Now let’s consider the human life. We live lives of tension. Maybe we should define it: tension is when there are two things that pull you in two or more directions. So for instance, sin and being a Christian. Being a citizen of the USA and being a citizen of heaven. Being hungry and wanting to maintain good health.

Now the areas I’d like to focus on are spiritual and relational. We live in an already but not yet sort of world. We live lives of tension between our confession (we believe in Christ who died and rose again for us and so we have put off the old man and put on the new man) and the fact that we still struggle with our lingering sin nature. Here’s my initial point then: we live lives in tension. Some tensions are for our benefit and some are harmful.

So first: there are tensions in our life that we must seek to cultivate in a healthy direction. In relation to sin, as we mature as Christians, we must fight our sin more and more regularly. When I was a child and young Christian, I was more ignorant. So I both sinned ignorantly (whether being selfish with my siblings or coveting all the things in the Fleet Farm Toy Catalog), or I sinned knowingly. But by God’s grace, I have fought my sin, and I attempt to take every thought captive and put to death the deeds of the flesh by the Spirit, etc. So I live with the tension that I still sin, but it is one that God graciously allows not to control my whole being. I live with this tension knowing one day I will be finally sanctified and in perfect union with God which will make my sin flee forever away.
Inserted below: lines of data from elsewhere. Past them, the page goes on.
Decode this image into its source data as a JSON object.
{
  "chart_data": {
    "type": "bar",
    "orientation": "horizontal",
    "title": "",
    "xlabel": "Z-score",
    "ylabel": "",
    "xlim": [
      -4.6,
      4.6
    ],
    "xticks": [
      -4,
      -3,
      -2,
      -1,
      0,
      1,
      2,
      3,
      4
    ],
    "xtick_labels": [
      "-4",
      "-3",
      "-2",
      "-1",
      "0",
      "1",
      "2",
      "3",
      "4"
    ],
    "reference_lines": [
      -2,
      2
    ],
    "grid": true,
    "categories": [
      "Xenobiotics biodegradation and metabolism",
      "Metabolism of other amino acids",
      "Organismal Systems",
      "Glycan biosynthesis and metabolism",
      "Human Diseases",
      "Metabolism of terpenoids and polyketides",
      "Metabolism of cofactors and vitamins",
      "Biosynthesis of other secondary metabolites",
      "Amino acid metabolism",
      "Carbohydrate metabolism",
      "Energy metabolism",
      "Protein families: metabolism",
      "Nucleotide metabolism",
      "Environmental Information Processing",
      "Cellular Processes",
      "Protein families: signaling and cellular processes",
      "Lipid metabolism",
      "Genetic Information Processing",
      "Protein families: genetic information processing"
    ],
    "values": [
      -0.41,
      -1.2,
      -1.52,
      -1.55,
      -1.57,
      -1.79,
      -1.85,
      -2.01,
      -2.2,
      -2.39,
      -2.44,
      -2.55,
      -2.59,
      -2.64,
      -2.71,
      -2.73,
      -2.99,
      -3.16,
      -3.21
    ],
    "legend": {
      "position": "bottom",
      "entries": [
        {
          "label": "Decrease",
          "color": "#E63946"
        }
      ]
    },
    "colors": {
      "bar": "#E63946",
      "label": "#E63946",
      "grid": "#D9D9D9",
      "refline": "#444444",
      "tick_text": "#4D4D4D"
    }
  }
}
There are other tensions I am convinced we would be wise to live with more fully. As a young person, I decided I wouldn’t exactly stake a claim on major doctrines (like Calvinism or Arminianism). I figured as I matured I’d grow into a wise position since young people can often be a little belligerent without wisdom in these things (I’ve heard it recently by a few guys called ‘cage-stage’ where they’re just wild animals). So when you don’t know something, I’d suggest not parroting your favorite teaching but instead marinate on the truth taught in God’s word and taught by good teachers (both dead and alive), and be patient in the tension of it. I know there are some issues that pierce the heart more to which we feel even more compelled to find an answer. Perhaps this has to do with your pain and suffering or perhaps this has to do with how you’re not a puppet in God’s hand (you’re not by the way, read a book Excusing Sinners and Blaming God if you’re curious). Again, I’d challenge you to have patience. A doctrine you must know I think as you patiently wait in this tension is that God is sovereign over all and we are pervasively depraved and sinful which results in more suffering than we’d ever wish.

We’ve got to patient and realize we can’t fully answer it all. Job in his suffering wished he knew why he was suffering, but God’s answer wasn’t the answer Job was asking for (which was, ‘Can’t you just tell me why I’m suffering, God?’ The readers know the answer, but Job never came to know). God’s answer was this: Job must live in tension, but he can hope in the salvation of God.

And really, another way to talk about tension in life is that it is a precursor of hope. When we are in this in between, we are passengers on the way to somewhere, we are travelers in hope of our heavenly country when sin will be resolved and dead, and we will be in perfect fellowship with God. Yet I do think that we will still live with a heavenly tension. We will still be creatures, limited but growing. And so I think that we will be growing ever more into the likeness of Christ. In other words, we’ll still have a tension between what we don’t have but are moving toward. But our hope will be fulfilled. And that will be the day.